Künftig soll der Solarstrom direkt vor Ort genutzt werden: Von der Photovoltaikanlage aus werden deshalb Erd- und Datenkabel verlegt, damit der Solarstrom im Chillcontainer nebenan, den Jugendliche derzeit planen und bauen, genutzt werden kann. Darin sind mehrere Ladestationen für Smartphones vorgesehen.

Klimabildung

Doch nicht nur die Ladestationen für Smartphones sind für die Jugendlichen ein wichtiger Aspekt – bei dem Projekt geht es ihnen auch um Klimabildung. „Gerade hier, wo sich viele Jugendliche aufhalten, macht die Anlage Sinn, da wir mit ihr die Bedeutung von Photovoltaik für den Klimaschutz aufzeigen können“, sagt Henrik Riester von der Projektgruppe. „Damit man erfährt, wieviel Strom die Anlage erzeugt, wollen wir nicht nur ein Info-Schild installieren, sondern auch ein Display, das die erzeugte Energieleistung sichtbar macht.“ Das Display soll möglichst hochwertig und langlebig sein. Ebenso muss geklärt werden, wie es am besten vor Witterungseinflüssen und Vandalismus geschützt werden kann. Außerdem wird sich die Projektgruppe zusammen mit Stadtwerken und TUG um die erforderliche TÜV-Prüfung samt Abnahme des Displays kümmern.

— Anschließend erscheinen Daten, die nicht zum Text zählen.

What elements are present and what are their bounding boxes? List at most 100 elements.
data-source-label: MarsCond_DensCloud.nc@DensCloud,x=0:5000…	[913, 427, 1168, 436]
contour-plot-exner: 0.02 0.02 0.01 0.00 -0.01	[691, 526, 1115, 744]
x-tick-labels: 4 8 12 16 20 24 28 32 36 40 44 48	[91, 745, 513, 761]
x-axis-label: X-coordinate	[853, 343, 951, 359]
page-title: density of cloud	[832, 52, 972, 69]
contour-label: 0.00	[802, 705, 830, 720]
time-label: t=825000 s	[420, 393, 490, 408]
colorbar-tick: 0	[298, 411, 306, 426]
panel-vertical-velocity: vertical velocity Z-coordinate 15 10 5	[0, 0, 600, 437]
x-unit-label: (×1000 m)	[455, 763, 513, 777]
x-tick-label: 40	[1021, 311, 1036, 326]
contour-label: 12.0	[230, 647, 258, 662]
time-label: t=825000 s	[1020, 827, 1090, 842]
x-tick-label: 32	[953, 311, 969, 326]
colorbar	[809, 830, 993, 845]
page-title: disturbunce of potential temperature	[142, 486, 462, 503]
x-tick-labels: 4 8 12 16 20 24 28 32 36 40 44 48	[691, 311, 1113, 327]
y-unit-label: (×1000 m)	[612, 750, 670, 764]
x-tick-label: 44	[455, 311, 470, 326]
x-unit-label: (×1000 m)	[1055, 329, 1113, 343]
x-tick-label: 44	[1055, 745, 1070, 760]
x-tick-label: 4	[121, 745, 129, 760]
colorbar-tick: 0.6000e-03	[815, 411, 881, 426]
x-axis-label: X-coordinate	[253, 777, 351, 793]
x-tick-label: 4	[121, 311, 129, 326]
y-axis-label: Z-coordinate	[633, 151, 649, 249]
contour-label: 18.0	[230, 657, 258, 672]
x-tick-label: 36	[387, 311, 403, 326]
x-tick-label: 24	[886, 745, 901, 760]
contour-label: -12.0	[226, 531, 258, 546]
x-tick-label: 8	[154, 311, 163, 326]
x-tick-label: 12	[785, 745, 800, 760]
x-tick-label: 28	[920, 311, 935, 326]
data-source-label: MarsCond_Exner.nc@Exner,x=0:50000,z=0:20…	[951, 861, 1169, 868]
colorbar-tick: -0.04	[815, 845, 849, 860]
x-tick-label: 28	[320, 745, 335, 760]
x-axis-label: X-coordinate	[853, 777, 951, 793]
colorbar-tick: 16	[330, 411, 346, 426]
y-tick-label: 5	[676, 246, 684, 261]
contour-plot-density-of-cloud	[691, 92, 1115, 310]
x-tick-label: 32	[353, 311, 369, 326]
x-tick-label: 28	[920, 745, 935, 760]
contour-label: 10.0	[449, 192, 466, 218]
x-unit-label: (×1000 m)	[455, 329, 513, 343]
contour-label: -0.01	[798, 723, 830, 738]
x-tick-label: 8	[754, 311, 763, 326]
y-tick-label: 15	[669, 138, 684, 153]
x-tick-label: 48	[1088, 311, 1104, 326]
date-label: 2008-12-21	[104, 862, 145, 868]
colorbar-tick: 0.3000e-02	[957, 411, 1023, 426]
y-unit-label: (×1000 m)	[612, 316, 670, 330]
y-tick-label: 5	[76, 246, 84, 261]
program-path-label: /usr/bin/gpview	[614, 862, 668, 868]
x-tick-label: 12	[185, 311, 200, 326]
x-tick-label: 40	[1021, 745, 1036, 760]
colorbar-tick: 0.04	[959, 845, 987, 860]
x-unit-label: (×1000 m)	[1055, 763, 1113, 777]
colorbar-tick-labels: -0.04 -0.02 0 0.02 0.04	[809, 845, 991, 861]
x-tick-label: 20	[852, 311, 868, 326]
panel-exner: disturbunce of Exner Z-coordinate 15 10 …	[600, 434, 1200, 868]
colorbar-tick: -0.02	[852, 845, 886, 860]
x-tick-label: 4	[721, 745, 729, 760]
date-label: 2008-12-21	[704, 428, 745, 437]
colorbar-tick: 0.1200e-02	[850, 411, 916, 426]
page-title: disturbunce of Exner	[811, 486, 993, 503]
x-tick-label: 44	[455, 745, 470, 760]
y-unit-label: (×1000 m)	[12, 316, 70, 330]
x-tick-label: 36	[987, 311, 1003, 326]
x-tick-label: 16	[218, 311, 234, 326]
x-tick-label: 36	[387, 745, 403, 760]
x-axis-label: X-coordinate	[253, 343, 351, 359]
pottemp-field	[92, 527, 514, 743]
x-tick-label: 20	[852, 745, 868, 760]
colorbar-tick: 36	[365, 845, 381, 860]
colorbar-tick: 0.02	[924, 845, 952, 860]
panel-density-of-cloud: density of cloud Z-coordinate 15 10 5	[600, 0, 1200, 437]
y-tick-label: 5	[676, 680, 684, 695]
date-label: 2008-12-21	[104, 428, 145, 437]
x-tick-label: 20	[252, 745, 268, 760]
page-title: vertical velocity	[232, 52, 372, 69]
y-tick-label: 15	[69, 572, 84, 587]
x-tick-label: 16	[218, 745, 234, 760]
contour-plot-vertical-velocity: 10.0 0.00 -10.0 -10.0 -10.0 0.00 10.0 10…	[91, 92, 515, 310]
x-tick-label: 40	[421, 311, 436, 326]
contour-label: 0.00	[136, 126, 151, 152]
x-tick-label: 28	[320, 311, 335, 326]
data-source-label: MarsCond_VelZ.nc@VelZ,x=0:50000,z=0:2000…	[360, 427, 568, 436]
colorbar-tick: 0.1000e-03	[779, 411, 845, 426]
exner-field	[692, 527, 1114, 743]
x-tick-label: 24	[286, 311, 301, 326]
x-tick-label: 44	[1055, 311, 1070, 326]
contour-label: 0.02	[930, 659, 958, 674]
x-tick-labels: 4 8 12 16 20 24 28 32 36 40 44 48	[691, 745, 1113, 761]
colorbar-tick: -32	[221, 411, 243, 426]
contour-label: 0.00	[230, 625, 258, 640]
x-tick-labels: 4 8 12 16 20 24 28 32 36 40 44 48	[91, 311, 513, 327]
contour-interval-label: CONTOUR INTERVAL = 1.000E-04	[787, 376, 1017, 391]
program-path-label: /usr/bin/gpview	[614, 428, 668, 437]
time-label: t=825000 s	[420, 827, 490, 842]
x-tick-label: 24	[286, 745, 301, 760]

Stadtwerke finanzieren Anlage

Finanziert wird die Photovoltaikanlage samt Planungsleistungen von den Stadtwerken Herrenberg und dem Amt für Technik, Umwelt, Grün. Die Firma WG SolarConcept aus Nufringen steuert die Hauptkomponenten bei. „Als lokaler Betreiber und Energiedienstleister unterstützen wir das Projekt sehr gerne“, sagt Stadtwerkeleiter Karsten Kühn. „Wir möchten damit einen Beitrag dazu leisten, dass sich junge Menschen mit dieser dezentralen Energietechnik auseinandersetzen – und bestenfalls weitertragen“, so Kühn. „Schön wäre, wenn die Jugendlichen ihre Eltern, Familien und Freunde dazu ermuntern, eigene Photovoltaikanlagen zu installieren oder später selbst diese Technik nutzen, um den eigenen Strombedarf zu decken, und damit einen Beitrag zu mehr Klimaschutz leisten.“ Für die Zukunft sind deshalb ähnliche Projekte angedacht: „Gerne legen wir zusammen mit jungen Menschen und in Begleitung des Stadtjugendrings ein neues, kleines Photovoltaikprojekt auf“, blickt Kühn nach vorne.

Bereits heute sind die Stadtwerke Herrenberg im Bereich Photovoltaik und Solarthermie aktiv: Seit knapp 20 Jahren wird mit den altbewährten Herrenberger Sonnendächern und eigenen Photovoltaikanlagen Solarstrom erzeugt. Für die Zukunft wollen sich die Stadtwerke hier verstärkt engagieren. „Ziel sind überwiegend objektbezogene PV-Strom- und Solarwärmeprojekte, die möglichst energieverlustarm dem Klimaschutz dienen“, erläutert Kühn.

Über den Stadtjugendring

Der Stadtjugendring Herrenberg e.V. setzt im Auftrag der Kommune die Kommunale Jugendbeteiligung um. Diese wird gefördert vom Bundesministerium für Familie, Senioren, Frauen und Jugend (BMFSFJ) im Rahmen des Bundesprogramms „Demokratie leben!“.